Chapter Commentaries 5
5 Animated Films
Throughout the 1960s, the Sogetsu Art Center was at the vanguard of all kinds of different artform activities. Yoji Kuri, Hiroshi Manabe, and Ryohei Yanagihara, as the 3-person Animation Group, regularly released experimental animated films. In 1964, the group invited Uno, together with Tadanori Yokoo and Makoto Wada, to submit their own animated works, and Uno released three short films over three years. The first one was La Fête Blanche. Appearing on a pure white screen, the fingertip of a woman resting her chin on her hand turns into a tree branch. This is followed by people and animals magically metamorphizing into different shapes.

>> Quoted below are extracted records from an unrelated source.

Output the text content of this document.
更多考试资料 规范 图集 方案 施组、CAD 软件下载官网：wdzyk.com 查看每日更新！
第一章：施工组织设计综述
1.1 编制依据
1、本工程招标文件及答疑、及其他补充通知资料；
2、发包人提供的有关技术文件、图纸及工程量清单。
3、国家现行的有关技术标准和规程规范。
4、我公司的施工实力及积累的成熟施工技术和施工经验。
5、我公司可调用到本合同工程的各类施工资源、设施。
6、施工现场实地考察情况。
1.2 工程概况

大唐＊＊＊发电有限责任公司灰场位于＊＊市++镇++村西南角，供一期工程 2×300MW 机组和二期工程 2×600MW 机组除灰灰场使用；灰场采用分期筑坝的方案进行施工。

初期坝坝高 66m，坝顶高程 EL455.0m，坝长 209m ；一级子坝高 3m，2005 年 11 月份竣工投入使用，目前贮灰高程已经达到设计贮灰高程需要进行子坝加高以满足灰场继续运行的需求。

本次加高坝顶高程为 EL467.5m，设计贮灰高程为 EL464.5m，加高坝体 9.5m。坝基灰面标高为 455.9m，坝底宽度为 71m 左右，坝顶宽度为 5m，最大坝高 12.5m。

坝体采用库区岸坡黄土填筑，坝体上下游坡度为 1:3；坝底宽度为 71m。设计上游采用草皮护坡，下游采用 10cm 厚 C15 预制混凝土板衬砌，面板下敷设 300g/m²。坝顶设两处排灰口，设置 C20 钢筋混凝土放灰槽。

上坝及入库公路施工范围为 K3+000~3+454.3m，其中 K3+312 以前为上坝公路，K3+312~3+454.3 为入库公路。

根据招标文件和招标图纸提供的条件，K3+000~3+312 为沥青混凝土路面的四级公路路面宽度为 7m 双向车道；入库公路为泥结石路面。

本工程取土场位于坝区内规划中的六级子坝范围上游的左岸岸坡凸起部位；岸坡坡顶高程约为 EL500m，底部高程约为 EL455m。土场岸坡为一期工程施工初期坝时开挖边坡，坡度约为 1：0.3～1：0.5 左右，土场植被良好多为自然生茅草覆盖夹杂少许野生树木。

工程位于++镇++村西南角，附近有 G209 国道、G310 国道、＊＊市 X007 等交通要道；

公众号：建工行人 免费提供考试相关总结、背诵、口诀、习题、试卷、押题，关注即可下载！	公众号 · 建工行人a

The second one was Toi et Moi. This one was live-action, beginning with a woman who has body paintings of a mermaid and a horse, and so on. These paintings transform in sensual ways as the woman moves.The third film, Don, uses a picture-card storytelling technique, moving about static pictures attached to sheet celluloid. At about that time, Uno and Yokoo and others formed the Tokyo Illustrator's Club. This became a transitional period, when Uno shifted from graphic designer to becoming an illustrator. His animation also included objects that transformed and metamorphosed magnificently, exhibiting the great potential of his talent.
After his animated films were released, Uno stepped away from the genre for many years. He went back to it, though, in 2011, a time when he was putting his energy into stage design. NHK's Minna no Uta, a long-running song teature by the public TV broadcaster, put Uno in charge of sculpture and illustration for the song Dare ka ga saz wo hite ita (Someone was Playing the Saz). In it he used the puppets he had created for Le Petit Prince for the 4th Project Nyx performance to create a fantasy of visual beauty.